The Federal Authority for Nuclear Regulation confirmed that the fire did not affect the safety of the power plant or the readiness of its essential systems, and that all units are operating normally. The public was urged to rely only on verified official sources.
Sunday's strike marked the first time the four-reactor Barakah plant has been targeted in the war. The Vienna-based International Atomic Energy Agency, the UN's nuclear watchdog, confirmed the strike caused a fire in an electrical generator and that one reactor was being powered by emergency diesel generators.
The Arab World's Only Nuclear Plant - Now a Target
The $20 billion Barakah plant was built with the help of South Korea and went online in 2020. It is the first and only nuclear power plant in the Arab world and can provide a quarter of all the energy needs of the UAE. It is located near the border with Saudi Arabia, some 225 kilometers west of Abu Dhabi.
Suspicion immediately fell on Iran, which has been increasingly threatening the UAE over recent days as the country hosted Israeli Iron Dome missile defenses and troops during the war.
A Ceasefire in Name Only
Sunday's attack did not occur in isolation. A conditional ceasefire agreed between the US and Iran on April 28 led to a halt in hostilities for several weeks, but Tehran resumed strikes on the Emirates earlier this month.
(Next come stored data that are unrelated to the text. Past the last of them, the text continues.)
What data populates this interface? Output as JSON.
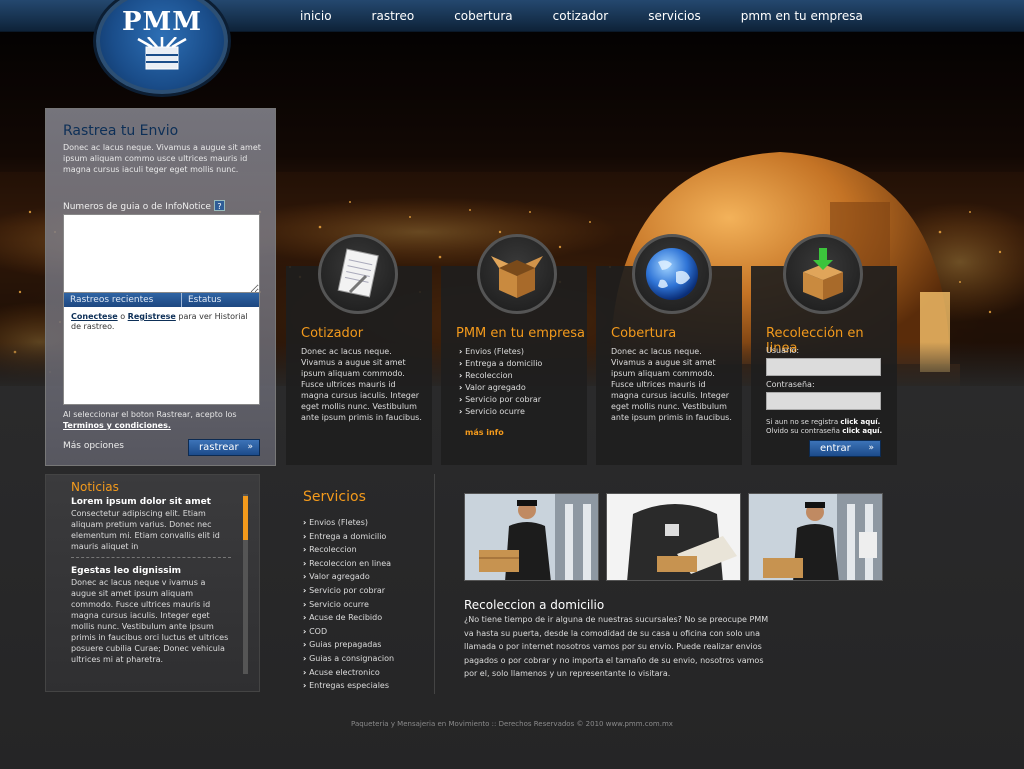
{
  "brand": {
    "logo_text": "PMM"
  },
  "nav": {
    "items": [
      "inicio",
      "rastreo",
      "cobertura",
      "cotizador",
      "servicios",
      "pmm en tu empresa"
    ]
  },
  "tracking": {
    "title": "Rastrea tu Envio",
    "description": "Donec ac lacus neque. Vivamus a augue sit amet ipsum aliquam commo usce ultrices mauris id magna cursus iaculi teger eget mollis nunc.",
    "guide_label": "Numeros de guia o de InfoNotice",
    "guide_help": "?",
    "recent_col1": "Rastreos recientes",
    "recent_col2": "Estatus",
    "recent_link1": "Conectese",
    "recent_conj": " o ",
    "recent_link2": "Registrese",
    "recent_rest": " para ver Historial de rastreo.",
    "select_note": "Al seleccionar el boton Rastrear, acepto los ",
    "terms_link": "Terminos y condiciones.",
    "more_options": "Más opciones",
    "button": "rastrear",
    "button_arrow": "»"
  },
  "news": {
    "title": "Noticias",
    "items": [
      {
        "head": "Lorem ipsum dolor sit amet",
        "body": "Consectetur adipiscing elit. Etiam aliquam pretium varius. Donec nec elementum mi. Etiam convallis elit id mauris aliquet in"
      },
      {
        "head": "Egestas leo dignissim",
        "body": "Donec ac lacus neque v ivamus a augue sit amet ipsum aliquam commodo. Fusce ultrices mauris id magna cursus iaculis. Integer eget mollis nunc. Vestibulum ante ipsum primis in faucibus orci luctus et ultrices posuere cubilia Curae; Donec vehicula ultrices mi at pharetra."
      }
    ]
  },
  "cards": {
    "cotizador": {
      "title": "Cotizador",
      "text": "Donec ac lacus neque. Vivamus a augue sit amet ipsum aliquam commodo. Fusce ultrices mauris id magna cursus iaculis. Integer eget mollis nunc. Vestibulum ante ipsum primis in faucibus."
    },
    "empresa": {
      "title": "PMM en tu empresa",
      "items": [
        "Envios (Fletes)",
        "Entrega a domicilio",
        "Recoleccion",
        "Valor agregado",
        "Servicio por cobrar",
        "Servicio ocurre"
      ],
      "more": "más info"
    },
    "cobertura": {
      "title": "Cobertura",
      "text": "Donec ac lacus neque. Vivamus a augue sit amet ipsum aliquam commodo. Fusce ultrices mauris id magna cursus iaculis. Integer eget mollis nunc. Vestibulum ante ipsum primis in faucibus."
    },
    "recoleccion": {
      "title": "Recolección en linea",
      "user_label": "Usuario:",
      "pass_label": "Contraseña:",
      "note_register": "Si aun no se registra ",
      "note_click1": "click aquí.",
      "note_forgot": "Olvido su contraseña ",
      "note_click2": "click aquí.",
      "button": "entrar",
      "button_arrow": "»"
    }
  },
  "services": {
    "title": "Servicios",
    "items": [
      "Envios (Fletes)",
      "Entrega a domicilio",
      "Recoleccion",
      "Recoleccion en linea",
      "Valor agregado",
      "Servicio por cobrar",
      "Servicio ocurre",
      "Acuse de Recibido",
      "COD",
      "Guias prepagadas",
      "Guias a consignacion",
      "Acuse electronico",
      "Entregas especiales"
    ]
  },
  "home": {
    "title": "Recoleccion a domicilio",
    "text": "¿No tiene tiempo de ir alguna de nuestras sucursales? No se preocupe PMM va hasta su puerta, desde la comodidad de su casa u oficina con solo una llamada o por internet nosotros vamos por su envio. Puede realizar envios pagados o por cobrar y no importa el tamaño de su envio, nosotros vamos por el, solo llamenos y un representante lo visitara."
  },
  "footer": {
    "text": "Paqueteria y Mensajeria en Movimiento :: Derechos Reservados © 2010 www.pmm.com.mx"
  },
  "colors": {
    "accent": "#f39a1c",
    "nav_blue": "#17324f",
    "title_blue": "#0d2f57"
  }
}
On May 4–5, Iran launched a sustained two-day assault on the UAE: Emirati air defences engaged 12 ballistic missiles, three cruise missiles, and four drones, all launched from Iran. Three Indian nationals were wounded in a fire at the Fujairah Oil Industry Zone.
Iran still has a chokehold on the Strait of Hormuz, a vital waterway through which a fifth of the world's oil and natural gas passed before the war, while America continues to block Iranian ports in response. Negotiations to solidify the ceasefire have failed to advance.
Trump has suggested hostilities could resume. Iranian state television, meanwhile, has repeatedly aired segments showing anchors holding Kalashnikov-style rifles to prepare the public for war. In one program, a presenter received live firearms training from a masked Revolutionary Guard member before miming firing a shot at the flag of the UAE. On another channel, a female presenter declared: "From this platform, I declare that I am ready to sacrifice my life for this country."
Fighting has also heated up between Israel and Hezbollah in Lebanon despite a nominal ceasefire there, further straining the wider truce.
Both US Defense Secretary Pete Hegseth and the Chairman of the Joint Chiefs, General Dan Caine, had said after the early-May attacks that Iran's strikes had not yet crossed the threshold justifying a resumption of full-scale warfare, a threshold that, with each new attack, grows harder to define.